Work place: Faculty of Electrical Engineering and Informatics / Department of Electronics and Multimedia Communications, Kosice, 04120, Slovak Republic

E-mail: michal@varchola.com

Website:

Research Interests: Computer systems and computational processes, Embedded System, Systems Architecture, Information Systems

Biography

Michal Varchola Michal Varchola was born in Slovak Republic in 1984. He received PhD degree in info-electronics, from Technical University of Kosice, Slovak Republic in 2010.

He works as young researcher at Technical University of Kosice from 2010. His main fields of interests are: side channel analysis of cryptographic devices, true random number generators, implementation and integration of FPGA and MCU embedded systems and digital signal processing. He published book “Cryptographic True Random Number Generator with Malfunction detector”, Saarbrucken, Germany: Lambert Academic Publishing, 2011. He is also author of two patents aiming true random generators and physical unclonable functions.

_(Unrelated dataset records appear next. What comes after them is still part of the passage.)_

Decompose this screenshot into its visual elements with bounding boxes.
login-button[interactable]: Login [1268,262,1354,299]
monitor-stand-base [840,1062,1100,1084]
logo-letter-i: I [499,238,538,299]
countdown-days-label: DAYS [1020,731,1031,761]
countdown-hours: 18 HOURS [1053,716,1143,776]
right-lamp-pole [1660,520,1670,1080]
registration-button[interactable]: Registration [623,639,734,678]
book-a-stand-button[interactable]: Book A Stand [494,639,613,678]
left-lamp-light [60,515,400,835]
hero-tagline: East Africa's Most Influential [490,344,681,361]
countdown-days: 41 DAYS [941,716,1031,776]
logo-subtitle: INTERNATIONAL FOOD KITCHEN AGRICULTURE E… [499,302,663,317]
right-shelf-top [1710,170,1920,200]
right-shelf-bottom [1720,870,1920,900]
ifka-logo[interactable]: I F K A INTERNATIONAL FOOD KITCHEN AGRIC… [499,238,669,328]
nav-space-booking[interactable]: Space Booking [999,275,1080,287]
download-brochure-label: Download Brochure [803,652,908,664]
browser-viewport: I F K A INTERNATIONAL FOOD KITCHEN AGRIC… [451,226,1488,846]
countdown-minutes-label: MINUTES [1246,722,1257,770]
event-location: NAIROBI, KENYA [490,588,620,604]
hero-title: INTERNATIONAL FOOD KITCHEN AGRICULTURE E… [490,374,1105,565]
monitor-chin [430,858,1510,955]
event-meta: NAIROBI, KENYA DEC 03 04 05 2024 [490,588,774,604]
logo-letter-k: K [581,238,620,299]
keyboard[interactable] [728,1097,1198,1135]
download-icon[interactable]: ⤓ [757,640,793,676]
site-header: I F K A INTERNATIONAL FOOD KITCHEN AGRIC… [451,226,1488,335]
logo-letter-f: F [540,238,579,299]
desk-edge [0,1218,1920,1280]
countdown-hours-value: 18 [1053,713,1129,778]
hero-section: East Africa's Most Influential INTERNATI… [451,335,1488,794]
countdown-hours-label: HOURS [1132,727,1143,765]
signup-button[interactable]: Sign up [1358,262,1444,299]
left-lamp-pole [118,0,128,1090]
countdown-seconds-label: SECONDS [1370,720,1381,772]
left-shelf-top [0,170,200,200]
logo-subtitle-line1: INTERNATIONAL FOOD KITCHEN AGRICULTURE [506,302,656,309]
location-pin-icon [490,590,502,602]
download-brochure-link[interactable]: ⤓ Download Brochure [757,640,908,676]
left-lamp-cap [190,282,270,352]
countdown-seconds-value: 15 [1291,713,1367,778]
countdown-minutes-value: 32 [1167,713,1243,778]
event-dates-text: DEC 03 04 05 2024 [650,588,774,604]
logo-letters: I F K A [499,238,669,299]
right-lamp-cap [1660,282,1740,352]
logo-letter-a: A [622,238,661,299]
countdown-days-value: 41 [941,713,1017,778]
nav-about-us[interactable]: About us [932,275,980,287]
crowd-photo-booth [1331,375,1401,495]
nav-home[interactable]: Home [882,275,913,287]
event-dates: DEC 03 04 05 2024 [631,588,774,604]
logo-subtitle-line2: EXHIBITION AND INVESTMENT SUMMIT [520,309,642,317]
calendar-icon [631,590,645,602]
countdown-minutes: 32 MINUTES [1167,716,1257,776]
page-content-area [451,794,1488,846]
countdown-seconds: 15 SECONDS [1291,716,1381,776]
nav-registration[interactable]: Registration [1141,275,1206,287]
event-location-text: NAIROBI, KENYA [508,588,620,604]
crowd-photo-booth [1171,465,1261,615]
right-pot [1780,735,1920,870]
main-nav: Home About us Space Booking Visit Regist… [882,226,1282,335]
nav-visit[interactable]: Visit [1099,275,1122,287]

Mr. Varchola is member of International Association for Cryptologic Research and he received research project dean's award in 2014.

Author Articles
Correlation Power Analysis using Measured and Simulated Power Traces based on Hamming Distance Power Model – Attacking 16-bit Integer Multiplier in FPGA

By Marek Repka Michal Varchola

DOI: https://doi.org/10.5815/ijcnis.2015.06.02, Pub. Date: 8 May 2015

In many cases side channel attacks complexity are estimated by considering attack simulations only. Regarding this estimations, parameters of cryptographic devices are set so the attack is infeasible. This work shows that this approach to secure cryptographic equipment can be dangerous because real attacks can be much better than expected according to simulations. This observation is presented on very generic Correlation Power Attack using Hamming Distance Power Model. This attack is aimed against integer multiplier implemented in FPGA. In cryptography, an integer multiplier power consumption can sometimes be exploited to reveal a secret. Very often it is in asymmetric cryptography that is used in PKI as a fundamental building block. As an example, there are DSA and its various derivations.